How to Handle Large CSV files with Pandas?

PandasServer Side ProgrammingProgramming

In this post, we will go through the options handling large CSV files with Pandas.CSV files are common containers of data, If you have a large CSV file that you want to process with pandas effectively, you have a few options.

Pandas is an in−memory tool

You need to be able to fit your data in memory to use pandas with it. If you can process portions of it at a time, you can read it into chunks and process each chunk. Alternatively, if you know that you should have enough memory to load the file, there are a few hints to help pare down the file size.

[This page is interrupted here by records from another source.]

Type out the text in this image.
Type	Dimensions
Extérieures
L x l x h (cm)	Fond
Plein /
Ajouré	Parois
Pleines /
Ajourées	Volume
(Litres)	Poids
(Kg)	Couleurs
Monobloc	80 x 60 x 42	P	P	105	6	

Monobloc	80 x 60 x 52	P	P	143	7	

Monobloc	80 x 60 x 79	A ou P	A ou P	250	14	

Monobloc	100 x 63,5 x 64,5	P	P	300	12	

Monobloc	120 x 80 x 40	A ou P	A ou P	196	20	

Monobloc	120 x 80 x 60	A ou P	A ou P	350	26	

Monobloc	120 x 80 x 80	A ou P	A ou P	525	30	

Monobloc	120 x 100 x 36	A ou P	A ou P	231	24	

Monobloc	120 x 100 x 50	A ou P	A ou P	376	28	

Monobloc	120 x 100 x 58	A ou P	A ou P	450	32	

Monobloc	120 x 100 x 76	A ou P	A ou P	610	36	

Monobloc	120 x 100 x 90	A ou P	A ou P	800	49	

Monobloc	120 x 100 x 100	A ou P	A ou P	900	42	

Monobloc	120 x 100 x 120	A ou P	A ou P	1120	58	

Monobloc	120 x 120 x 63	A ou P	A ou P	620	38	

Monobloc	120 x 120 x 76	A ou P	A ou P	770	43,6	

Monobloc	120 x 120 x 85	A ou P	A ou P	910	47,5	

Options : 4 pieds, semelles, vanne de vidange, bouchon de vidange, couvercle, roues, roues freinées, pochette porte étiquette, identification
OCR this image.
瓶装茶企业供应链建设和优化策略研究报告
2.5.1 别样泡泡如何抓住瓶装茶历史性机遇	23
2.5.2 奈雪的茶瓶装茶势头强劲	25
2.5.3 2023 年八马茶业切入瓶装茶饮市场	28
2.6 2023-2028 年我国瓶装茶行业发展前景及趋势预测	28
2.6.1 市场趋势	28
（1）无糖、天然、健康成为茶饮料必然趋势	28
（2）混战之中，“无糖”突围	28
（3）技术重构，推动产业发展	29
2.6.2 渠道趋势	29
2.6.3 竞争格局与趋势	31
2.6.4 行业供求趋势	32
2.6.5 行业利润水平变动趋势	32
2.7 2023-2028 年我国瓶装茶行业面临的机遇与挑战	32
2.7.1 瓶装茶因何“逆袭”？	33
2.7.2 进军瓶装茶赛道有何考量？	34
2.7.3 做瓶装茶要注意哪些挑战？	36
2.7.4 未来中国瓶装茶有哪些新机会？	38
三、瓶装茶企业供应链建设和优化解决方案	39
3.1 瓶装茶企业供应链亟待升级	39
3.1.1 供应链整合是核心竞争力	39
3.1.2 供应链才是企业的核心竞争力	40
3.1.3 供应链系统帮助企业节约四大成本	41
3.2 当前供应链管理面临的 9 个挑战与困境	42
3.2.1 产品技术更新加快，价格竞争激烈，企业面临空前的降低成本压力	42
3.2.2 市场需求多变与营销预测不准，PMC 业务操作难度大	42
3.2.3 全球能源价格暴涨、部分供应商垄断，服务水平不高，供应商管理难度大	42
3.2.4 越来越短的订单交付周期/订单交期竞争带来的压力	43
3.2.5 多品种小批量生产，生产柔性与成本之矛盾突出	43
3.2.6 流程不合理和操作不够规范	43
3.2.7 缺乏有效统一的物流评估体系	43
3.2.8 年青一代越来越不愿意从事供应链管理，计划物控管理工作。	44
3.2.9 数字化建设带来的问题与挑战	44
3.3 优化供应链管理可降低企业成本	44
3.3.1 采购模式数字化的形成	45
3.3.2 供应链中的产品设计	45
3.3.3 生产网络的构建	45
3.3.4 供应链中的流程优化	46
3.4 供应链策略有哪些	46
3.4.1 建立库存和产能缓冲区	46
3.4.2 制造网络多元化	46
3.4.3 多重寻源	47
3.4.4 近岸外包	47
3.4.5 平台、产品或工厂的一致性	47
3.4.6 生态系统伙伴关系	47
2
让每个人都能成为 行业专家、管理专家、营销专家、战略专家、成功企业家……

Note that in general, you should have three to ten times the amount of memory as the size of the DataFrame that you want to manipulate. Extra memory should give you enough extra space to perform many of the common operations.

1.Check your system’s memory with Python

Let’s begin by checking our system’s memory. psutil will work on Windows, MAC, and Linux. psutil can be downloaded from Python’s package manager with pip install.

In case, you have compilation error with psutil while installing, try below steps. sudo yum install python3-devel sudo pip install psutil

now check the version using

pip freeze | grep psutil

Input

import psutil
memory = psutil.virtual_memory()
print(f" {'*' * 3} Memory used percentage - {memory.percent} \n {'*' * 4} Free Memory available - { round(memory.free / (1024.0 ** 3))} GB")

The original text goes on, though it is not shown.